Por las noches, en el momento que los fantasmas rondan mi cuarto salpicando la almohada con la sangre del periódico, en el instante en que los problemas se levantan y crecen hasta convertirse en gigantes, pienso en los indigentes que vi ese día.

Pero qué terquedad, dirá usted, bastante tenemos con los conflictos políticos y la situación económica del país, para cargar la espalda con fardos ajenos. Y sin embargo, no puedo encogerme de hombros y mirar hacia otro lado, esperando que desaparezcan en el aire.

Casi todos son hombres, han visto pasar la mitad de su vida, tienen el cabello largo, peinado por el viento y el polvo del camino. Llevan una prenda sobre otra, muchas veces desgarradas y convertidas en harapos. El olor que despide su cuerpo se percibe a metros a la redonda. Todo el mundo los evita, los deja solos en su esquina, atraviesa la calle para no entrar en su invisible esfera nauseabunda.

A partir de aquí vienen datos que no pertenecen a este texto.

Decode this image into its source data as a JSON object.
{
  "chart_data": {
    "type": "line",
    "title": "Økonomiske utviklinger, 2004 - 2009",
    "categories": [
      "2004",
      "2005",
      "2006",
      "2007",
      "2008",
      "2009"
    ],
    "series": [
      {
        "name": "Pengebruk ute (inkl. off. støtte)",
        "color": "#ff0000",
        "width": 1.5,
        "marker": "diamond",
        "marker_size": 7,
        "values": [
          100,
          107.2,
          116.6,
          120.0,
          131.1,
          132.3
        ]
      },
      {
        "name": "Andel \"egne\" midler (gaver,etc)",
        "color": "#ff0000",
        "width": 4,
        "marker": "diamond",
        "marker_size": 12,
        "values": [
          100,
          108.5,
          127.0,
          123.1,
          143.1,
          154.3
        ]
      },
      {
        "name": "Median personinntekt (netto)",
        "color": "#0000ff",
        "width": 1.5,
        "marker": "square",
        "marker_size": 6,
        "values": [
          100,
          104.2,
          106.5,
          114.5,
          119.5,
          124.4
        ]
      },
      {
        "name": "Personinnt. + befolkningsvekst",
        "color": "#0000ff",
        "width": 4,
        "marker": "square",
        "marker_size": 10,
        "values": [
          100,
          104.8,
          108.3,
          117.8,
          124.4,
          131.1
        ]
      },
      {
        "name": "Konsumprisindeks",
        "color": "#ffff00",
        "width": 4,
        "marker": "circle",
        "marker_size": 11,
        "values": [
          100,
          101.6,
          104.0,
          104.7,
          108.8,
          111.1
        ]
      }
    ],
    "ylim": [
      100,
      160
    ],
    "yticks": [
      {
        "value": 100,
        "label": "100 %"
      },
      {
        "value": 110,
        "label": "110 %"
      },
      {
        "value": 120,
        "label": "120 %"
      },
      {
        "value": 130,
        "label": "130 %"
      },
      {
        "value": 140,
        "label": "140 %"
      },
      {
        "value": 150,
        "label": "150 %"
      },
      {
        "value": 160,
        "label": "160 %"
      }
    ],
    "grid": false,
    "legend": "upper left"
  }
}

El Diario Oficial de la Federación, publicación del Gobierno Federal que publica las leyes aprobadas por la Cámara de Diputados del H. Congreso de la Unión, dio a conocer la Ley de Asistencia Social expedida el 2 de septiembre de 2004 y reformada el 23 de abril de 2013. El Artículo 3 del Capítulo I dice: “Para los efectos de esta Ley, se entiende por asistencia social el conjunto de acciones tendientes a modificar y mejorar las circunstancias de carácter social que impidan el desarrollo integral del individuo, así como la protección física, mental y social de personas en estado de necesidad, indefensión, desventaja física y mental, hasta lograr su incorporación a una vida plena y productiva”. En el Capítulo II, Artículo 4, establece que tienen derecho a la asistencia social: “V. Adultos mayores en desamparo, incapacidad, marginación o sujetos a maltrato; VI. Personas con algún tipo de discapacidad o necesidades especiales”.

Hay gente buena, estoy segura. Hombres y mujeres que desean esparcir las semillas de la paz y la armonía entre comunidades. Se preocupan por los indigentes, les ofrecen unas monedas, un plato caliente. Algunos, muy pocos, les dan cabida en un café, les dejan contar sus historias una y otra vez, como los marineros que añoran el golpe del agua contra su barco: “Viejo lobo de mar, de sed sorda y violenta: / el humo de tu pipa tiene olor a tormenta. / Si relatas tus viajes ya nadie te hace caso, / porque siempre naufragas en el fondo de un vaso, / y cada travesía concluye como empieza: / en espuma de mar o espuma de cerveza”.

Julio Zaldumbide Gangotena, uno de los autores románticos de Ecuador, describe así el abandono: “Después, muerta la fe, la ilusión ida, / y en su lugar la duda, / nuestra existencia en soledad se muda, / se esteriliza el campo de la vida / al abrasado soplo del hastío; / ésta es la edad sin flor, es el estío. // Y viene en fin aquella edad sombría / de miserias cargada, / que ya se hunde en las sombras de la nada, / la escuálida vejez, la vejez fría, / envuelta de dolor en las tinieblas: / invierno triste de ateridas nieblas”.

Huérfanos, solos y tristes, los indigentes se vuelven incapaces de resolver sus problemas elementales. No ganan el pan de cada día. Sin embargo, si llegaron a esta edad fue gracias a la acción de otros. Alguien cuidó su infancia, veló su sueño, procuró su salud. Quizá un hijo, en una ciudad lejana, se pregunte si su padre está vivo. Tal vez ese padre ha perdido la memoria, las señas de identidad y el sentido que alguna vez orientó sus pasos.

César Vallejo, el poeta peruano que nos enfrenta a la más dura realidad, escribió sus “Poemas humanos” y de ellos transcribo: “Un hombre pasa con un pan al hombro / ¿Voy a escribir, después, sobre mi doble? / Otro tiembla de frío, tose, escupe sangre / ¿Cabrá aludir jamás al Yo profundo? / Otro busca en el fango huesos, cáscaras / ¿Cómo escribir, después, del infinito?”